Make sure to avoid backticks, using only single or double quotes throughout.
Ensure the square brackets defining the list start and end your response, do not deviate
from this. Take the format of the example below as a strict guide.
Example (in the case where there are 5 rows, and the second is the most relevant):
["4","1","3","2","5"]
"""

# instantiate the Rag hook agent again, this time with the Reranker system prompt information.
reranker_rag_hook = RagHook(
    project_id=PROJECT_ID,
    vertexai=True,
    context_prompt=CONTEXT_PROMPT_RERANKING,
    response_template=RESPONSE_TEMPLATE_RERANKING,
)

# manually reassign the reranker_rag_hook to the vectorstore's search postprocess hook, so that it will be used when we call search again.
demo_vectorstore.hooks["search_postprocess"] = reranker_rag_hook

# when we call search again, the reranking system prompt will be used, and the output will be a relevance ranking rather than a classification.
query_df = VectorStoreSearchInput({"id": [1, 2], "query": ["apple merchant", "pub landlord"]})
demo_vectorstore.search(query_df, n_results=5)

Keyword Identification Agent

CONTEXT_PROMPT_KEYWORD_INDENTIFICATION = """You are an agent helping classify job descriptions.
Your task is to identify the keyword within each of the retrieved documents which is
most relevant to the given query.
You will receive a Pandas DataFrame, with a schema described in an Input Format
section, which is converted to JSON.
You must identify the most relevant keyword within each document text.
When you have identified the most relevant keyword, respond strictly in the format described
in the Output Format section.
"""
RESPONSE_TEMPLATE_KEYWORD_INDENTIFICATION = """
Respond ONLY with a single JSON string, which is a list of boolean values the same length as
the DataFrame you received - in the JSON list, there should be "keyword_1" as the first element
(where keyword_1 is in the first row's document text and is the most relevant to the query),
"keyword_2" as the next element, and so on for all elements.
Make sure to avoid backticks, using only single or double quotes throughout.
Ensure the square brackets defining the list start and end your response, do not deviate
from this. Take the format of the example below as a strict guide.
Example (in the case where there are 5 rows, and the query describes royalty):
["king","knight","throne","crown","castle"]
"""
# instantiate the Rag hook agent again, this time with the keyword identification system prompt information.
keyword_rag_hook = RagHook(
    project_id=PROJECT_ID,
    vertexai=True,
    context_prompt=CONTEXT_PROMPT_KEYWORD_INDENTIFICATION,
    response_template=RESPONSE_TEMPLATE_KEYWORD_INDENTIFICATION,
)

# manually reassign the keyword_rag_hook to the vectorstore's search postprocess hook, so that it will be used when we call search again.
demo_vectorstore.hooks["search_postprocess"] = keyword_rag_hook

# when we call search again, the keyword system prompt will be used, and the output will be a keyword list rather than a classification list or reranked list.
query_df = VectorStoreSearchInput({"id": [1, 2], "query": ["apple merchant", "pub landlord"]})
demo_vectorstore.search(query_df, n_results=5)

That’s it! We’ve walked through:

  • How to use the RagHook for different tasks, tasks that can be defined by defining a context_prompt and a response_template.

  • General guidance on the design implementation decisions for the RagHook and related material for creating your own AI hook implementation.

  • Full runninge examples of classification, reranking and keyword identification tasks.

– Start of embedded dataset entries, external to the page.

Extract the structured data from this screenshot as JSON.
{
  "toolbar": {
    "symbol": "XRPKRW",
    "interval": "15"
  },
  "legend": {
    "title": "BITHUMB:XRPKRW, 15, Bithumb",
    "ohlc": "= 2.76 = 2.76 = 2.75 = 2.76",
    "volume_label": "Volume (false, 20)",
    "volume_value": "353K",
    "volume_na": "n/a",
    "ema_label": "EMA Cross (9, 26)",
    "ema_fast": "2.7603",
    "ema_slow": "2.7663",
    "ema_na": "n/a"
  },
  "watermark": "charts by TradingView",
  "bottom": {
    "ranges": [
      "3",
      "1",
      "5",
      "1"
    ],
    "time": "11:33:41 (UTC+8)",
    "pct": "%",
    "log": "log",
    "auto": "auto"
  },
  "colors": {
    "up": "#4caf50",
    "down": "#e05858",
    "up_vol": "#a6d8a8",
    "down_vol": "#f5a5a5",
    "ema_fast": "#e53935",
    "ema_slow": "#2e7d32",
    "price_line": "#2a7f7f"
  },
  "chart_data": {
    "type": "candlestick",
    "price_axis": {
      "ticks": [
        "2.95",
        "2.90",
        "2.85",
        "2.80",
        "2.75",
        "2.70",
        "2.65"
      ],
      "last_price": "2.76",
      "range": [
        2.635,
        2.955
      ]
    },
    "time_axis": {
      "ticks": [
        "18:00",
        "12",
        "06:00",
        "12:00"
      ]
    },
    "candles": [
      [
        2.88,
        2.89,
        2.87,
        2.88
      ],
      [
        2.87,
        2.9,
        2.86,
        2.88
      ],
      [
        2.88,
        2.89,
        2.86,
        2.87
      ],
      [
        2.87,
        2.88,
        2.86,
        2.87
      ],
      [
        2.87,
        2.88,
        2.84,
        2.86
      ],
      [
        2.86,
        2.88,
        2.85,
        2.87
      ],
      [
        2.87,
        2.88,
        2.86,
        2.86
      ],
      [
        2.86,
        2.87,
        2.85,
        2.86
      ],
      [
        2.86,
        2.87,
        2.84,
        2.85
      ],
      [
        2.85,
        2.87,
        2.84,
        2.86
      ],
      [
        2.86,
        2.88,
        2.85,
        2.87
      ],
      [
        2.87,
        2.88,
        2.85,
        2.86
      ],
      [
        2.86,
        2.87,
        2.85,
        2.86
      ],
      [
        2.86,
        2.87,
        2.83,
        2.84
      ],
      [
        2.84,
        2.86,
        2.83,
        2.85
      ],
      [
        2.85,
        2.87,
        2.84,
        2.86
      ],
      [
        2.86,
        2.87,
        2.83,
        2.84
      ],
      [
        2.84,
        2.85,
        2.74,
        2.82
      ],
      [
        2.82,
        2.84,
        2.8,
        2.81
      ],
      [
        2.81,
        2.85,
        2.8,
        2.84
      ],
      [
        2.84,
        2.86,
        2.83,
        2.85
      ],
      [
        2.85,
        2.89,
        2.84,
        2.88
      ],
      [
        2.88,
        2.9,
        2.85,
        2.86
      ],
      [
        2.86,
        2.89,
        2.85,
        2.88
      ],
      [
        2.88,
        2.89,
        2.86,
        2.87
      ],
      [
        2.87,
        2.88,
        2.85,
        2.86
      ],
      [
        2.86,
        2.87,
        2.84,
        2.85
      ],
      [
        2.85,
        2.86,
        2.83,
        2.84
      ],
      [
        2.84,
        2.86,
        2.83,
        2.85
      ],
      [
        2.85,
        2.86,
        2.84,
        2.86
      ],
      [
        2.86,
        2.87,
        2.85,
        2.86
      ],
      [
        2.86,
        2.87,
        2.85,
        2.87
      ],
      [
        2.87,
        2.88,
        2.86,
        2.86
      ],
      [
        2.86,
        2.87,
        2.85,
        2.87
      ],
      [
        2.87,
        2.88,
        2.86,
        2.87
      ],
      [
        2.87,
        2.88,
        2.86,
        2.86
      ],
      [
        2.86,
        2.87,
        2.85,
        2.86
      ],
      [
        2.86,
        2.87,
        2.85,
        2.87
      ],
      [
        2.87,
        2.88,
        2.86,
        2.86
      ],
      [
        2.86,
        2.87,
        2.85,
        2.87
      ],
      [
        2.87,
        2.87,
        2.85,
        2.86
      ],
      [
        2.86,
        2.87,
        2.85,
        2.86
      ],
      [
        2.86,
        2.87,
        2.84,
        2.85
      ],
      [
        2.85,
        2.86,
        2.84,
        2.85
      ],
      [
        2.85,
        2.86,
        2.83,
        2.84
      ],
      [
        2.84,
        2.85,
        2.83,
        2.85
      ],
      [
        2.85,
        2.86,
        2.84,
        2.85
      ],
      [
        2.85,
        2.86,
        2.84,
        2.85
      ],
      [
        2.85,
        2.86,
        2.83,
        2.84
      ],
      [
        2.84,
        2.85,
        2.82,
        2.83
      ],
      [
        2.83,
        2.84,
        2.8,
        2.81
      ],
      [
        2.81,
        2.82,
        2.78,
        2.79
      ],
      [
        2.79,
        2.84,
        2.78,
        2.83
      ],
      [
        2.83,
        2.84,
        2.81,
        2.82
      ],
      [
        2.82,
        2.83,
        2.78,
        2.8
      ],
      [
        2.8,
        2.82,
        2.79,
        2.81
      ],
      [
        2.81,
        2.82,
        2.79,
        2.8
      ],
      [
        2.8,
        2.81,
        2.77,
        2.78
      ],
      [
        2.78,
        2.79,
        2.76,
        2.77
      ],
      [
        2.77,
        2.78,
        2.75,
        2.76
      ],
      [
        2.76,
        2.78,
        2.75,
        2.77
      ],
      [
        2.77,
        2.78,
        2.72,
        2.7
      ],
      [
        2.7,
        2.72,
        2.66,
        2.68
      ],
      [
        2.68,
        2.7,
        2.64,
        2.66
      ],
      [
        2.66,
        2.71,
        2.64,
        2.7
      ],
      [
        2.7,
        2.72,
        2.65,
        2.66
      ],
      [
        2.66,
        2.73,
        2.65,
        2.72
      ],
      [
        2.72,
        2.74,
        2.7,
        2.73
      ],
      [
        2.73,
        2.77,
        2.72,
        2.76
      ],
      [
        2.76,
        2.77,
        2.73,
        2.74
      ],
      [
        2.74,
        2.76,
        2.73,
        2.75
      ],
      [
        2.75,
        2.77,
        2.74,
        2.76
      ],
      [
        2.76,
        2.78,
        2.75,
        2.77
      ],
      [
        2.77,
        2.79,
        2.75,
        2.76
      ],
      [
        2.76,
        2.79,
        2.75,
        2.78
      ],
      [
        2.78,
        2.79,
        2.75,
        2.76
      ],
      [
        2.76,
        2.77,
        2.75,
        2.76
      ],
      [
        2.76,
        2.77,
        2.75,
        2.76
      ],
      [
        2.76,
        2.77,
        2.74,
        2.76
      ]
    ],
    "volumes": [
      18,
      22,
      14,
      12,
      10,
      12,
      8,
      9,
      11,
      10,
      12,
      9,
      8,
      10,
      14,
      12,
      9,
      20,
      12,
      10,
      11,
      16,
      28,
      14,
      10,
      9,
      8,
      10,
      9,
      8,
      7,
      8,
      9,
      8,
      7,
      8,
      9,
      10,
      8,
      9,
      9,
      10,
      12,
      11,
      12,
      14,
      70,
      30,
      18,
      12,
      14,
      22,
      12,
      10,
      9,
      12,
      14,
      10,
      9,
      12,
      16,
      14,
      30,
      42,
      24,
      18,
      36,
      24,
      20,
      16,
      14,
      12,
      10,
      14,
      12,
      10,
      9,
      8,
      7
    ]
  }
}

Finally, consider checking out the RagHook in the default_hooks/post_processing.py file to see the exact implementation for different instantiation objects including: configuring a specific Google Cloud generative model (currently its defaults to Gemini-2.5-flash); changing which kind of dataclass object the generative model should work on; different ways of accessing the Gcloud API (with an API key for example); and general implementation documentation.